The old man turned at the sound of a car door closing and then he stood still, hearing a second slight noise. So, they had both arrived, then? Jane and that pathologist lass. Well, he’d be interested to see what she was like, this Dr Fergusson he’d heard so much about.
She was heavily pregnant, that was his initial impression, his years of medical experience making him look at her closely, noting the smudged mascara and the sloping shoulders that told him this woman was tired and ready for a decent rest. So why was she here? That very fact was interesting and told Donald John that the case of Dorothy Guilford’s death was of more importance to the pathologist than any routine post-mortem.
*
‘Dr Fergusson, please meet my father-in-law, Dr McDougall,’ Jane said by way of introduction.
‘Donald John, please.’ The old man smiled at Rosie. ‘My medical days are long gone,’ he said, a twitch of a smile on his mouth as he drew a cynical look from his daughter-in-law. ‘Please come into the conservatory. It’s cooler than you might think at this time of day,’ he continued, leading the way through the house.
‘I’ll stick the kettle on.

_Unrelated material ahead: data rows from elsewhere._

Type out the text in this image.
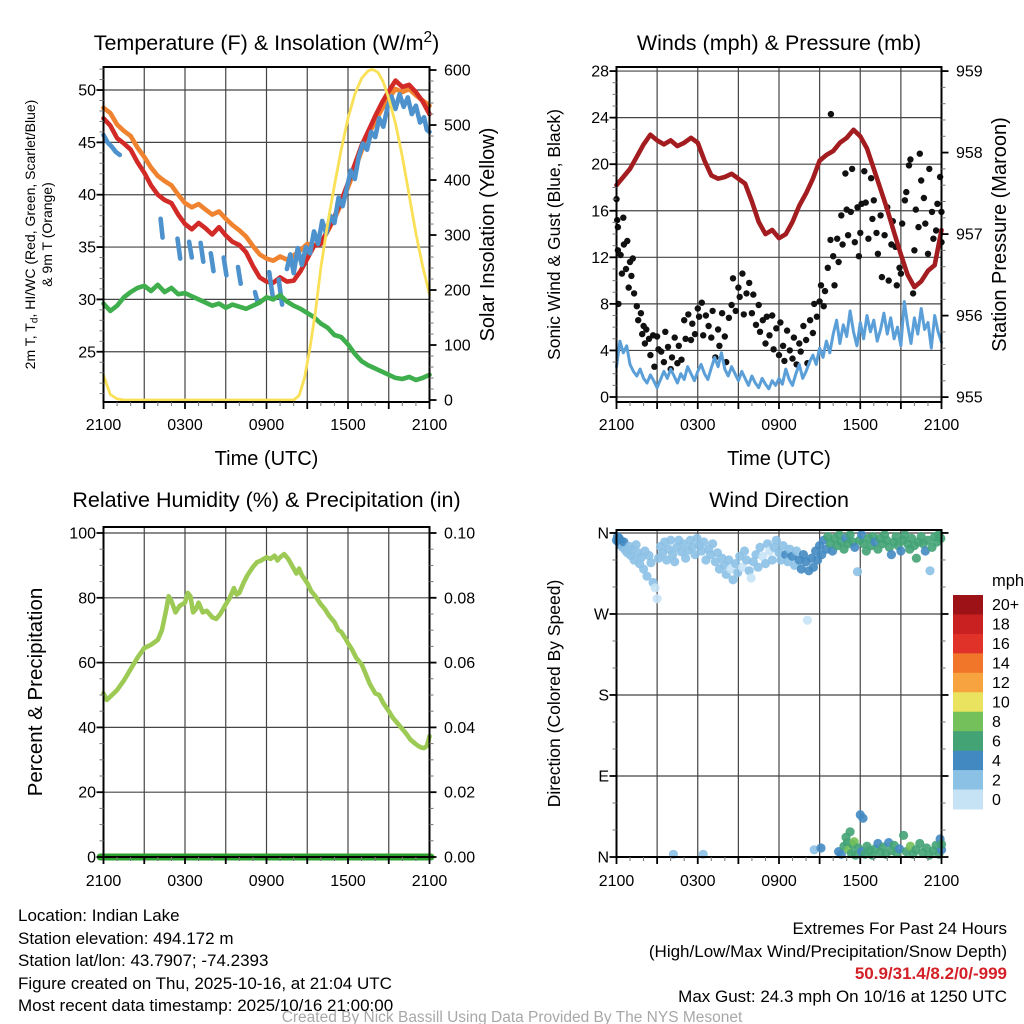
2100	0300	0900	1500	2100
25
30
35
40
45
50
0
100
200
300
400
500
600
Temperature (F) & Insolation $(W/m^2)$
Time (UTC)
2m T, Td, HI/WC (Red, Green, Scarlet/Blue) & 9m T (Orange)	Solar Insolation (Yellow)
2100	0300	0900	1500	2100
0
4
8
12
16
20
24
28
955
956
957
958
959
Winds (mph) & Pressure (mb)
Time (UTC)
Sonic Wind & Gust (Blue, Black)	Station Pressure (Maroon)
2100	0300	0900	1500	2100
0
20
40
60
80
100
0.00
0.02
0.04
0.06
0.08
0.10
Relative Humidity (%) & Precipitation (in)
Percent & Precipitation
2100	0300	0900	1500	2100
N
E
S
W
N
Wind Direction
Direction (Colored By Speed)	20+
18
16
14
12
10
8
6
4
2
0
mph
Location: Indian Lake
Station elevation: 494.172 m
Station lat/lon: 43.7907; -74.2393
Figure created on Thu, 2025-10-16, at 21:04 UTC
Most recent data timestamp: 2025/10/16 21:00:00
Extremes For Past 24 Hours
(High/Low/Max Wind/Precipitation/Snow Depth)
50.9/31.4/8.2/0/-999
Max Gust: 24.3 mph On 10/16 at 1250 UTC
Created By Nick Bassill Using Data Provided By The NYS Mesonet
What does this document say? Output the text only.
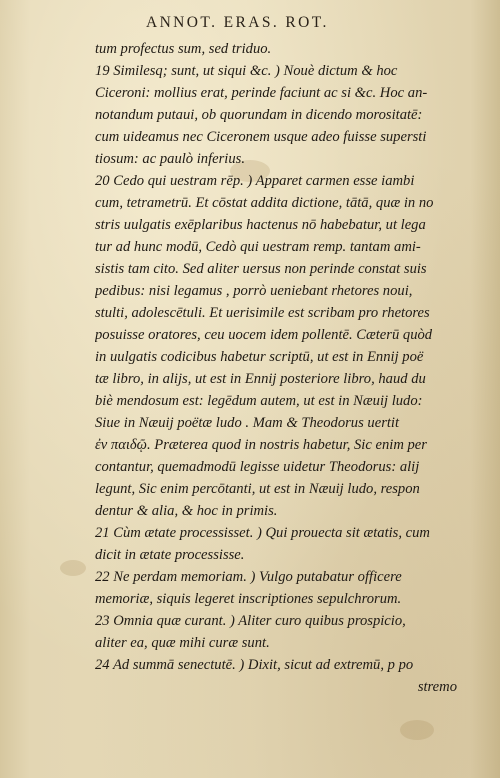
ANNOT. ERAS. ROT.
tum profectus sum, sed triduo.
19 Similesq; sunt, ut siqui &c. ) Nouè dictum & hoc
Ciceroni: mollius erat, perinde faciunt ac si &c. Hoc an-
notandum putaui, ob quorundam in dicendo morositatē:
cum uideamus nec Ciceronem usque adeo fuisse supersti
tiosum: ac paulò inferius.
20 Cedo qui uestram rēp. ) Apparet carmen esse iambi
cum, tetrametrū. Et cōstat addita dictione, tātā, quæ in no
stris uulgatis exēplaribus hactenus nō habebatur, ut lega
tur ad hunc modū, Cedò qui uestram remp. tantam ami-
sistis tam cito. Sed aliter uersus non perinde constat suis
pedibus: nisi legamus , porrò ueniebant rhetores noui,
stulti, adolescētuli. Et uerisimile est scribam pro rhetores
posuisse oratores, ceu uocem idem pollentē. Cæterū quòd
in uulgatis codicibus habetur scriptū, ut est in Ennij poë
tæ libro, in alijs, ut est in Ennij posteriore libro, haud du
biè mendosum est: legēdum autem, ut est in Næuij ludo:
Siue in Næuij poëtæ ludo . Mam & Theodorus uertit
ἐν παιδῷ. Præterea quod in nostris habetur, Sic enim per
contantur, quemadmodū legisse uidetur Theodorus: alij
legunt, Sic enim percōtanti, ut est in Næuij ludo, respon
dentur & alia, & hoc in primis.
21 Cùm ætate processisset. ) Qui prouecta sit ætatis, cum
dicit in ætate processisse.
22 Ne perdam memoriam. ) Vulgo putabatur officere
memoriæ, siquis legeret inscriptiones sepulchrorum.
23 Omnia quæ curant. ) Aliter curo quibus prospicio,
aliter ea, quæ mihi curæ sunt.
24 Ad summā senectutē. ) Dixit, sicut ad extremū, p po
stremo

Tea? Coffee?’ Jane asked.
‘Too early for a wee malt? Aye, well, a pot of tea please, m’dear,’ Dr McDougall replied, chuckling at the face that Jane had pulled at the mention of whisky.
‘Oh, just a glass of water for me,’ Rosie said, stopping for a moment to glance through a doorway at a large open-plan kitchen in shades of grey and white. It was scrupulously tidy, a contrast to her own kitchen where Abby’s toys were frequently strewn
around and the fridge door covered in drawings from nursery. No kids, she thought to herself. Then: what a shame, as she remembered the pain of childlessness her friends the Lorimers had endured over the years.

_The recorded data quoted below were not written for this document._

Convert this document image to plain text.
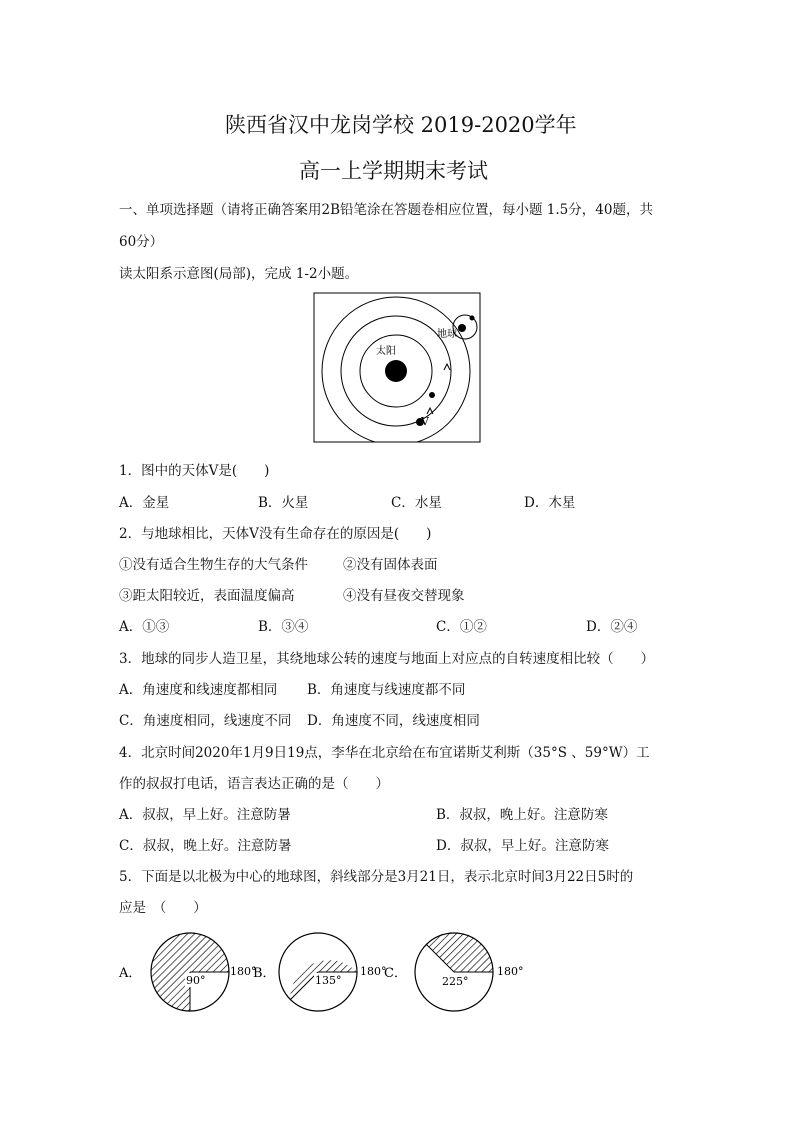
陕西省汉中龙岗学校 2019-2020学年
高一上学期期末考试
一、单项选择题（请将正确答案用2B铅笔涂在答题卷相应位置，每小题 1.5分，40题，共
60分）
读太阳系示意图(局部)，完成 1-2小题。
太阳
地球
V
1．图中的天体Ⅴ是(　　)
A．金星	B．火星	C．水星	D．木星
2．与地球相比，天体Ⅴ没有生命存在的原因是(　　)
①没有适合生物生存的大气条件	②没有固体表面
③距太阳较近，表面温度偏高	④没有昼夜交替现象
A．①③	B．③④	C．①②	D．②④
3．地球的同步人造卫星，其绕地球公转的速度与地面上对应点的自转速度相比较（　　）
A．角速度和线速度都相同 B．角速度与线速度都不同
C．角速度相同，线速度不同 D．角速度不同，线速度相同
4．北京时间2020年1月9日19点，李华在北京给在布宜诺斯艾利斯（35°S 、59°W）工
作的叔叔打电话，语言表达正确的是（　　）
A．叔叔，早上好。注意防暑	B．叔叔，晚上好。注意防寒
C．叔叔，晚上好。注意防暑	D．叔叔，早上好。注意防寒
5．下面是以北极为中心的地球图，斜线部分是3月21日，表示北京时间3月22日5时的
应是　（　　）
A．	90°
180°
B．	135°
180°
C．
225°
180°
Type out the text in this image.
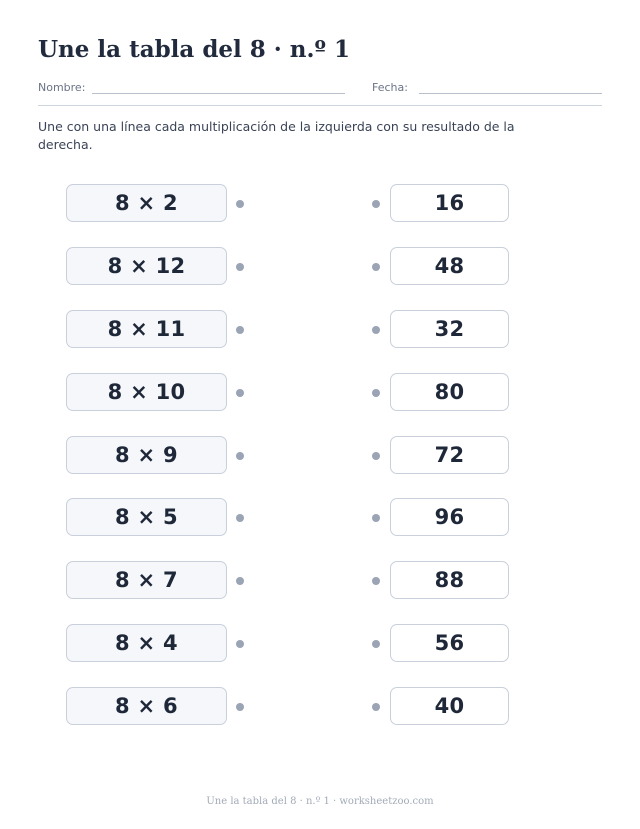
Une la tabla del 8 · n.º 1
Nombre:	Fecha:

Une con una línea cada multiplicación de la izquierda con su resultado de la derecha.

8 × 2	16
8 × 12	48
8 × 11	32
8 × 10	80
8 × 9	72
8 × 5	96
8 × 7	88
8 × 4	56
8 × 6	40
Une la tabla del 8 · n.º 1 · worksheetzoo.com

‘Here, take this chair, you’ll find it gives you a decent support,’ Donald John told Rosie, ushering her towards a deeply padded rocking chair with patchwork cushions arranged artfully on their points.
‘Take off your shoes if you want to, lass,’ he murmured, leaning forward and giving Rosie a sympathetic grin. ‘Nobody will mind.’ He cocked his head in the direction of the kitchen.
‘Thanks,’ Rosie replied, grateful to slip off her shoes and flex her toes.
‘Now,’ the old man began, ‘you did the PM on Dorothy, that’s right?’
‘Correct. I was present at the initial scene and examined her body before it was taken to the mortuary,’ Rosie replied. Then she hesitated.
‘What?’ A pair of intent blue eyes met hers. ‘What did you find when you were in that house?’
‘Her hands were grasping the weapon that killed her,’ Rosie told him. ‘And they’d stiffened up a lot.’
‘Cadaveric spasm, you think?’
Rosie nodded. ‘That was my conclusion at the time and still is. And I also concluded that there was a higher probability that the deceased had taken her own life than that a second person had been responsible for inflicting the fatal wound.’ Rosie never took her eyes off the old doctor as she spoke, aware of his rapt attention.